Introduce new polar functional groups such as alcohols, amines, acids to areas of the molecule which aren’t required for target binding.

Disrupt crystal packing.
Crystal packing is the ordered arrangement of the same molecules held together by covalent or non-covalent bonds. They make dissolution difficult as it requires the energy required to break a molecule free from the crystal lattice to be less than the energy released from the new interactions between the water and drug molecules. To make dissolution easier, the formation of a crystal lattice can be prevented by removing or replacing atoms necessary for the intermolecular bonds.

24
Q

What are some ways to reduce rapid metabolism?

A

Reduce lipophilicity of molecule or just area susceptible to metabolism.

Invert stereochemistry if possible.

Modify steric environment around area susceptible to metabolism.

Alter electronic characteristics.

Introduce conformational constraints.

25
Q

How was the neurokinase-1 antagonist Aprepitant developed?

A

Lead compound was found to possess a benzyl ring linkage which was prone to CYP450 oxidation to an ester and subsequent hydrolysis, as well as a benzene which was prone to oxidation to phenol and Phase II metabolism.

To reduce this, a methyl group was added to the linkage and a fluorine was added to the para position of the benzene. The resulting molecule was Aprepitant.

26
Q

How was Tetrabenazine modified to reduce metabolism?

A

Usually, O-dealkylation occurred at the two methoxy (OCH3) groups.
The Hs on the methyl were swapped for hydrogen deuteriums (hydrogen isotopes with 1 proton, 1 neutron and 1 electron, instead of just 1 proton and 1 electron). This new molecule, deutrabenazine, had reduced the O-dealkylation.

27
Q

What are bioisosteres?

A

Compounds or groups that possess near-equal molecular shapes and volumes, approximately the same distribution of electrons and which exhibit similar physical properties.

28
Q

What are bioisosteres used for?

A

To replace functional groups in order to change a molecule’s physicochemical properties but maintain activity.

29
Q

What is the difference between classical and nonclassical bioisosteres?

A

Classical bioisosteres are atoms, ions, and molecules which possess the same number of bonds and/or peripheral electron layers.

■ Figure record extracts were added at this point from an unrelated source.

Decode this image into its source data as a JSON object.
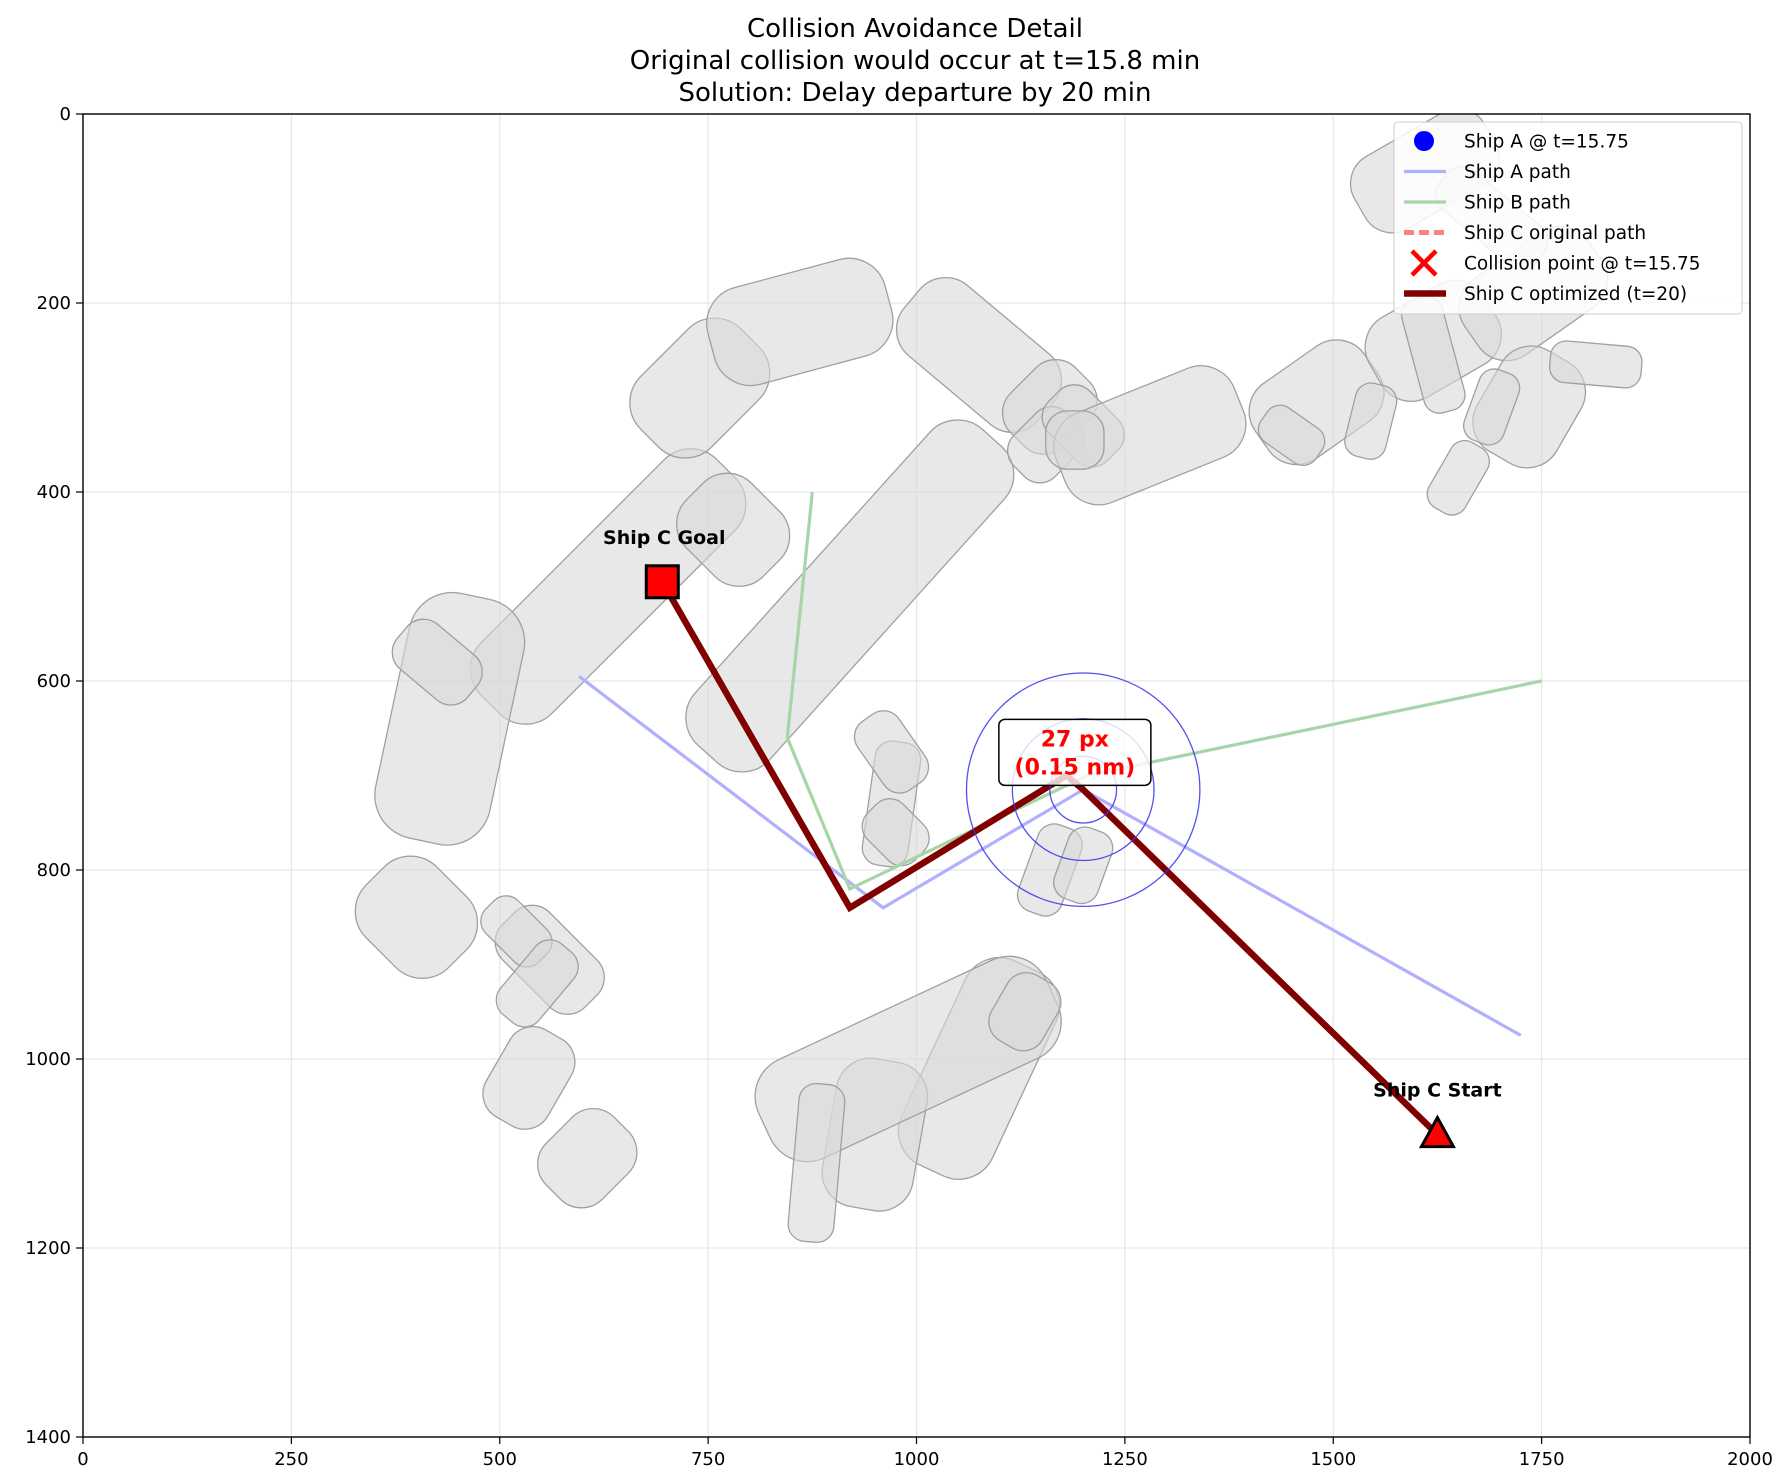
{
  "chart_data": {
    "type": "line",
    "title": "Collision Avoidance Detail",
    "subtitle_lines": [
      "Original collision would occur at t=15.8 min",
      "Solution: Delay departure by 20 min"
    ],
    "xlim": [
      0,
      2000
    ],
    "ylim": [
      1400,
      0
    ],
    "y_inverted": true,
    "grid": true,
    "x_ticks": [
      "0",
      "250",
      "500",
      "750",
      "1000",
      "1250",
      "1500",
      "1750",
      "2000"
    ],
    "y_ticks": [
      "0",
      "200",
      "400",
      "600",
      "800",
      "1000",
      "1200",
      "1400"
    ],
    "legend_position": "upper right",
    "legend": [
      {
        "label": "Ship A @ t=15.75",
        "kind": "dot",
        "color": "#0000ff"
      },
      {
        "label": "Ship A path",
        "kind": "line",
        "color": "#b0b0ff"
      },
      {
        "label": "Ship B path",
        "kind": "line",
        "color": "#a8d5a8"
      },
      {
        "label": "Ship C original path",
        "kind": "dashed-line",
        "color": "#ff8080"
      },
      {
        "label": "Collision point @ t=15.75",
        "kind": "x",
        "color": "#ff0000"
      },
      {
        "label": "Ship C optimized (t=20)",
        "kind": "thick-line",
        "color": "#800000"
      }
    ],
    "series": [
      {
        "name": "Ship A path",
        "color": "#b0b0ff",
        "points": [
          [
            595,
            595
          ],
          [
            960,
            840
          ],
          [
            1200,
            715
          ],
          [
            1725,
            975
          ]
        ]
      },
      {
        "name": "Ship B path",
        "color": "#a8d5a8",
        "points": [
          [
            875,
            400
          ],
          [
            845,
            660
          ],
          [
            920,
            820
          ],
          [
            1205,
            700
          ],
          [
            1750,
            600
          ]
        ]
      },
      {
        "name": "Ship C optimized (t=20)",
        "color": "#800000",
        "points": [
          [
            695,
            495
          ],
          [
            920,
            840
          ],
          [
            1180,
            700
          ],
          [
            1200,
            715
          ],
          [
            1625,
            1080
          ]
        ]
      }
    ],
    "ship_a_position": [
      1200,
      715
    ],
    "safety_circles_radii": [
      40,
      85,
      140
    ],
    "ship_c_start": {
      "label": "Ship C Start",
      "point": [
        1625,
        1080
      ]
    },
    "ship_c_goal": {
      "label": "Ship C Goal",
      "point": [
        695,
        495
      ]
    },
    "distance_annotation": {
      "text_line1": "27 px",
      "text_line2": "(0.15 nm)",
      "point": [
        1190,
        685
      ]
    },
    "obstacles": [
      {
        "center": [
          630,
          500
        ],
        "length": 400,
        "width": 120,
        "angle": -45
      },
      {
        "center": [
          440,
          640
        ],
        "length": 300,
        "width": 140,
        "angle": -78
      },
      {
        "center": [
          400,
          850
        ],
        "length": 140,
        "width": 120,
        "angle": 45
      },
      {
        "center": [
          740,
          290
        ],
        "length": 170,
        "width": 120,
        "angle": -45
      },
      {
        "center": [
          860,
          220
        ],
        "length": 220,
        "width": 120,
        "angle": -15
      },
      {
        "center": [
          1075,
          255
        ],
        "length": 210,
        "width": 110,
        "angle": 40
      },
      {
        "center": [
          1160,
          310
        ],
        "length": 110,
        "width": 90,
        "angle": -45
      },
      {
        "center": [
          920,
          510
        ],
        "length": 510,
        "width": 120,
        "angle": -48
      },
      {
        "center": [
          1155,
          350
        ],
        "length": 90,
        "width": 70,
        "angle": -45
      },
      {
        "center": [
          1200,
          330
        ],
        "length": 100,
        "width": 70,
        "angle": 45
      },
      {
        "center": [
          780,
          440
        ],
        "length": 130,
        "width": 110,
        "angle": 45
      },
      {
        "center": [
          1280,
          340
        ],
        "length": 230,
        "width": 115,
        "angle": -22
      },
      {
        "center": [
          1480,
          305
        ],
        "length": 160,
        "width": 110,
        "angle": -35
      },
      {
        "center": [
          1620,
          240
        ],
        "length": 160,
        "width": 110,
        "angle": -30
      },
      {
        "center": [
          1740,
          190
        ],
        "length": 180,
        "width": 110,
        "angle": -35
      },
      {
        "center": [
          1735,
          310
        ],
        "length": 140,
        "width": 110,
        "angle": -60
      },
      {
        "center": [
          1610,
          60
        ],
        "length": 180,
        "width": 100,
        "angle": -30
      },
      {
        "center": [
          1620,
          255
        ],
        "length": 140,
        "width": 50,
        "angle": 75
      },
      {
        "center": [
          1545,
          325
        ],
        "length": 90,
        "width": 50,
        "angle": -76
      },
      {
        "center": [
          1690,
          310
        ],
        "length": 90,
        "width": 50,
        "angle": -70
      },
      {
        "center": [
          1650,
          385
        ],
        "length": 90,
        "width": 50,
        "angle": -60
      },
      {
        "center": [
          1450,
          340
        ],
        "length": 80,
        "width": 50,
        "angle": 35
      },
      {
        "center": [
          1815,
          265
        ],
        "length": 110,
        "width": 50,
        "angle": 5
      },
      {
        "center": [
          1075,
          1010
        ],
        "length": 270,
        "width": 120,
        "angle": -65
      },
      {
        "center": [
          950,
          1080
        ],
        "length": 180,
        "width": 110,
        "angle": -80
      },
      {
        "center": [
          990,
          1000
        ],
        "length": 380,
        "width": 130,
        "angle": -25
      },
      {
        "center": [
          605,
          1105
        ],
        "length": 115,
        "width": 95,
        "angle": -45
      },
      {
        "center": [
          535,
          1020
        ],
        "length": 120,
        "width": 85,
        "angle": -60
      },
      {
        "center": [
          560,
          895
        ],
        "length": 140,
        "width": 80,
        "angle": 45
      },
      {
        "center": [
          520,
          865
        ],
        "length": 90,
        "width": 55,
        "angle": 45
      },
      {
        "center": [
          545,
          920
        ],
        "length": 110,
        "width": 60,
        "angle": -50
      },
      {
        "center": [
          970,
          730
        ],
        "length": 150,
        "width": 55,
        "angle": -82
      },
      {
        "center": [
          975,
          760
        ],
        "length": 80,
        "width": 60,
        "angle": 45
      },
      {
        "center": [
          970,
          675
        ],
        "length": 100,
        "width": 60,
        "angle": 55
      },
      {
        "center": [
          1190,
          345
        ],
        "length": 70,
        "width": 70,
        "angle": 0
      },
      {
        "center": [
          1160,
          800
        ],
        "length": 110,
        "width": 55,
        "angle": -70
      },
      {
        "center": [
          1200,
          795
        ],
        "length": 90,
        "width": 55,
        "angle": -70
      },
      {
        "center": [
          1130,
          950
        ],
        "length": 90,
        "width": 70,
        "angle": -60
      },
      {
        "center": [
          880,
          1110
        ],
        "length": 190,
        "width": 55,
        "angle": -85
      },
      {
        "center": [
          425,
          580
        ],
        "length": 110,
        "width": 70,
        "angle": 40
      },
      {
        "center": [
          1690,
          110
        ],
        "length": 150,
        "width": 60,
        "angle": 40
      }
    ]
  }
}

Non-classical bioisosteres do not necessarily possess the same number of atoms or the same number of valance electrons, yet still result in similar pharmacological activity.

30
Q

What are privileged structures?

A

Structural motifs that are capable of binding to a variety of pharmacological targets.

31
Q

Given an example of a privileged structure?

A

Benzodiazepine core structure also appears in that of Devazepide (an appetite suppressant) and has been found to bind to several GPCRs and ion channels.

32
Q

Why effects do fluorine have on drug properties?

A

Very strongly electronegative (influences pKa).

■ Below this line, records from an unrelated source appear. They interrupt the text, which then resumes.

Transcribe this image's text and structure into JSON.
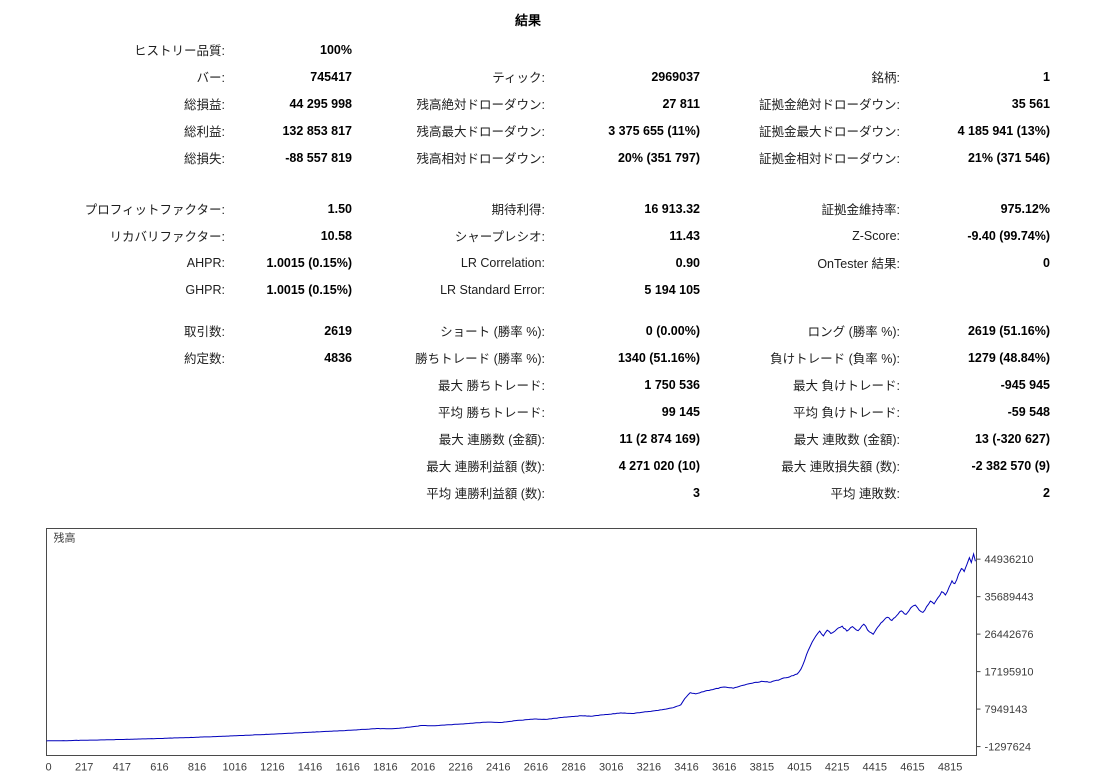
{
  "title": "結果",
  "stats": {
    "sections": [
      {
        "rows": [
          [
            "ヒストリー品質:",
            "100%",
            "",
            "",
            "",
            ""
          ],
          [
            "バー:",
            "745417",
            "ティック:",
            "2969037",
            "銘柄:",
            "1"
          ],
          [
            "総損益:",
            "44 295 998",
            "残高絶対ドローダウン:",
            "27 811",
            "証拠金絶対ドローダウン:",
            "35 561"
          ],
          [
            "総利益:",
            "132 853 817",
            "残高最大ドローダウン:",
            "3 375 655 (11%)",
            "証拠金最大ドローダウン:",
            "4 185 941 (13%)"
          ],
          [
            "総損失:",
            "-88 557 819",
            "残高相対ドローダウン:",
            "20% (351 797)",
            "証拠金相対ドローダウン:",
            "21% (371 546)"
          ]
        ]
      },
      {
        "rows": [
          [
            "プロフィットファクター:",
            "1.50",
            "期待利得:",
            "16 913.32",
            "証拠金維持率:",
            "975.12%"
          ],
          [
            "リカバリファクター:",
            "10.58",
            "シャープレシオ:",
            "11.43",
            "Z-Score:",
            "-9.40 (99.74%)"
          ],
          [
            "AHPR:",
            "1.0015 (0.15%)",
            "LR Correlation:",
            "0.90",
            "OnTester 結果:",
            "0"
          ],
          [
            "GHPR:",
            "1.0015 (0.15%)",
            "LR Standard Error:",
            "5 194 105",
            "",
            ""
          ]
        ]
      },
      {
        "rows": [
          [
            "取引数:",
            "2619",
            "ショート (勝率 %):",
            "0 (0.00%)",
            "ロング (勝率 %):",
            "2619 (51.16%)"
          ],
          [
            "約定数:",
            "4836",
            "勝ちトレード (勝率 %):",
            "1340 (51.16%)",
            "負けトレード (負率 %):",
            "1279 (48.84%)"
          ],
          [
            "",
            "",
            "最大 勝ちトレード:",
            "1 750 536",
            "最大 負けトレード:",
            "-945 945"
          ],
          [
            "",
            "",
            "平均 勝ちトレード:",
            "99 145",
            "平均 負けトレード:",
            "-59 548"
          ],
          [
            "",
            "",
            "最大 連勝数 (金額):",
            "11 (2 874 169)",
            "最大 連敗数 (金額):",
            "13 (-320 627)"
          ],
          [
            "",
            "",
            "最大 連勝利益額 (数):",
            "4 271 020 (10)",
            "最大 連敗損失額 (数):",
            "-2 382 570 (9)"
          ],
          [
            "",
            "",
            "平均 連勝利益額 (数):",
            "3",
            "平均 連敗数:",
            "2"
          ]
        ]
      }
    ]
  },
  "chart_data": {
    "type": "line",
    "title": "残高",
    "xlabel": "",
    "ylabel": "",
    "grid": false,
    "legend": "none",
    "line_color": "#0000bb",
    "border_color": "#4a4a4a",
    "x_tick_labels": [
      "0",
      "217",
      "417",
      "616",
      "816",
      "1016",
      "1216",
      "1416",
      "1616",
      "1816",
      "2016",
      "2216",
      "2416",
      "2616",
      "2816",
      "3016",
      "3216",
      "3416",
      "3616",
      "3815",
      "4015",
      "4215",
      "4415",
      "4615",
      "4815"
    ],
    "y_tick_values": [
      44936210,
      35689443,
      26442676,
      17195910,
      7949143,
      -1297624
    ],
    "xlim": [
      0,
      4950
    ],
    "ylim": [
      -3500000,
      52500000
    ],
    "series": [
      {
        "name": "残高",
        "points": [
          [
            0,
            100000
          ],
          [
            100,
            160000
          ],
          [
            200,
            250000
          ],
          [
            300,
            340000
          ],
          [
            400,
            450000
          ],
          [
            500,
            560000
          ],
          [
            600,
            700000
          ],
          [
            700,
            850000
          ],
          [
            800,
            1000000
          ],
          [
            900,
            1170000
          ],
          [
            1000,
            1350000
          ],
          [
            1100,
            1560000
          ],
          [
            1200,
            1780000
          ],
          [
            1300,
            2000000
          ],
          [
            1400,
            2220000
          ],
          [
            1500,
            2450000
          ],
          [
            1600,
            2700000
          ],
          [
            1700,
            2950000
          ],
          [
            1760,
            3150000
          ],
          [
            1820,
            3080000
          ],
          [
            1900,
            3300000
          ],
          [
            2000,
            3900000
          ],
          [
            2060,
            3820000
          ],
          [
            2150,
            4100000
          ],
          [
            2250,
            4400000
          ],
          [
            2350,
            4750000
          ],
          [
            2420,
            4650000
          ],
          [
            2500,
            5100000
          ],
          [
            2600,
            5500000
          ],
          [
            2660,
            5400000
          ],
          [
            2750,
            5900000
          ],
          [
            2850,
            6300000
          ],
          [
            2900,
            6200000
          ],
          [
            3000,
            6700000
          ],
          [
            3060,
            7000000
          ],
          [
            3120,
            6850000
          ],
          [
            3200,
            7300000
          ],
          [
            3280,
            7800000
          ],
          [
            3340,
            8300000
          ],
          [
            3380,
            9000000
          ],
          [
            3400,
            10500000
          ],
          [
            3430,
            12000000
          ],
          [
            3460,
            11700000
          ],
          [
            3510,
            12400000
          ],
          [
            3560,
            12900000
          ],
          [
            3610,
            13400000
          ],
          [
            3660,
            13100000
          ],
          [
            3710,
            13800000
          ],
          [
            3760,
            14300000
          ],
          [
            3810,
            14800000
          ],
          [
            3860,
            14600000
          ],
          [
            3910,
            15300000
          ],
          [
            3960,
            15900000
          ],
          [
            4000,
            16600000
          ],
          [
            4020,
            17800000
          ],
          [
            4040,
            20000000
          ],
          [
            4060,
            22500000
          ],
          [
            4080,
            24500000
          ],
          [
            4100,
            26000000
          ],
          [
            4120,
            27200000
          ],
          [
            4140,
            26000000
          ],
          [
            4160,
            27400000
          ],
          [
            4180,
            26600000
          ],
          [
            4210,
            27600000
          ],
          [
            4240,
            28400000
          ],
          [
            4265,
            27200000
          ],
          [
            4295,
            28300000
          ],
          [
            4325,
            27300000
          ],
          [
            4355,
            28900000
          ],
          [
            4385,
            27000000
          ],
          [
            4405,
            26400000
          ],
          [
            4430,
            28200000
          ],
          [
            4455,
            29500000
          ],
          [
            4480,
            30600000
          ],
          [
            4505,
            29800000
          ],
          [
            4530,
            31000000
          ],
          [
            4555,
            32200000
          ],
          [
            4580,
            31300000
          ],
          [
            4605,
            32900000
          ],
          [
            4630,
            33600000
          ],
          [
            4650,
            32400000
          ],
          [
            4670,
            31800000
          ],
          [
            4690,
            33200000
          ],
          [
            4710,
            34600000
          ],
          [
            4730,
            33900000
          ],
          [
            4750,
            35400000
          ],
          [
            4770,
            36900000
          ],
          [
            4790,
            36100000
          ],
          [
            4810,
            38100000
          ],
          [
            4825,
            39600000
          ],
          [
            4840,
            38900000
          ],
          [
            4860,
            41200000
          ],
          [
            4875,
            42600000
          ],
          [
            4890,
            41900000
          ],
          [
            4905,
            43700000
          ],
          [
            4918,
            45300000
          ],
          [
            4928,
            44100000
          ],
          [
            4940,
            46200000
          ],
          [
            4950,
            44400000
          ]
        ]
      }
    ]
  }
}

Hydrogen bond acceptor (can improve affinity as can make additional interactions with binding pocket without changing steric environment).

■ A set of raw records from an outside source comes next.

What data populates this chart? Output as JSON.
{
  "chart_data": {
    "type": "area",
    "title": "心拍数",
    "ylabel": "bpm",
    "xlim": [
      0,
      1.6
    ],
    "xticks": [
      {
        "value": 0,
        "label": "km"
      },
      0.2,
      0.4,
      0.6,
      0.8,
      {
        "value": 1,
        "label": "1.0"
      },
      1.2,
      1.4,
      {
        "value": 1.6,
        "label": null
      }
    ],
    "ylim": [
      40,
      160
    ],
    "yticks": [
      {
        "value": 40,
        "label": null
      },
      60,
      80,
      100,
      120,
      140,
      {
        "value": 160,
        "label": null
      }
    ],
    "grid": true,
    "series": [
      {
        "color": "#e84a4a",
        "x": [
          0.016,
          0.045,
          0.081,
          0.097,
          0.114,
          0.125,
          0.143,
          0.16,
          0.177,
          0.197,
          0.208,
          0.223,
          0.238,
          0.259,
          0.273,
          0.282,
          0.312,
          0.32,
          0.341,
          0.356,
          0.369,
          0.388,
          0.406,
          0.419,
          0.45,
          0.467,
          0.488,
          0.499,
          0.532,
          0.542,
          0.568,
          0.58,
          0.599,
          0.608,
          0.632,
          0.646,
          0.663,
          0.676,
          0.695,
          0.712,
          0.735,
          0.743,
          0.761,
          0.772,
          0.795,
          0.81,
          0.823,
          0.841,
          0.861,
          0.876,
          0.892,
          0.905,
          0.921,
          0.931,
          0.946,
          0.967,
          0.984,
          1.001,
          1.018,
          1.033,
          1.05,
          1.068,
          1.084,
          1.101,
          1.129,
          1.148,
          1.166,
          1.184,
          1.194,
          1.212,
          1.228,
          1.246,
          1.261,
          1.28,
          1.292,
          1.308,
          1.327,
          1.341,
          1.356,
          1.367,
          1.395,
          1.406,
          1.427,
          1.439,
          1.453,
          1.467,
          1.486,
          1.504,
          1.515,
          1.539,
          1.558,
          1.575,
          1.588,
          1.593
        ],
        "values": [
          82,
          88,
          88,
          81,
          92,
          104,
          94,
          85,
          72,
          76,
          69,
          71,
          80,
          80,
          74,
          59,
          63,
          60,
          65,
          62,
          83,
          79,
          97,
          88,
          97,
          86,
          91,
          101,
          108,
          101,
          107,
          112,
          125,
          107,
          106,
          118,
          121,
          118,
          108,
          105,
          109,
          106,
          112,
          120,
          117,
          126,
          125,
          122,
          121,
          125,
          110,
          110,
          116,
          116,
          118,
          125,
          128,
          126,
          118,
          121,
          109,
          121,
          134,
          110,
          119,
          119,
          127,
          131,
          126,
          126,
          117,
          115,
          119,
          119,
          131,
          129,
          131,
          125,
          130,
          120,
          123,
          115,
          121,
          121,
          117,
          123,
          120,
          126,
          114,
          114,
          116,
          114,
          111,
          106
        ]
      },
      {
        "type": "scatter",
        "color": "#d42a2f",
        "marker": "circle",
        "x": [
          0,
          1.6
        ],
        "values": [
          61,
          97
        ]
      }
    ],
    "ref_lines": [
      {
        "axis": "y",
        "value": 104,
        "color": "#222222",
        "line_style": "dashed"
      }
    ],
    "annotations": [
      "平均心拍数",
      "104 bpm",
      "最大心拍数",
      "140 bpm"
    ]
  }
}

Exerts electronic effects on neighbouring acid/base moieties which tune and optimise their acidity/basicity.

Increased lipophilicity (improves permeability and brain penetratoin).

Improves metabolic stability (swapping H for F can prevent metabolism).

Deactivation of oxidative metabolism of aromatic rings (due to electron-withdrawing nature).

Can easily be convert a molecule into an imaging agent for PET if fluorine is replaced by the radioactive isotope fluorine 18.

33
Q

What are Veber’s rules for oral bioavailability?

A

A compound should have no more than 10 rotatable bonds.

The hydrogen-bond count (donors + acceptors) should be no more than 12, or polar surface area (PSA) should be no more than 140A.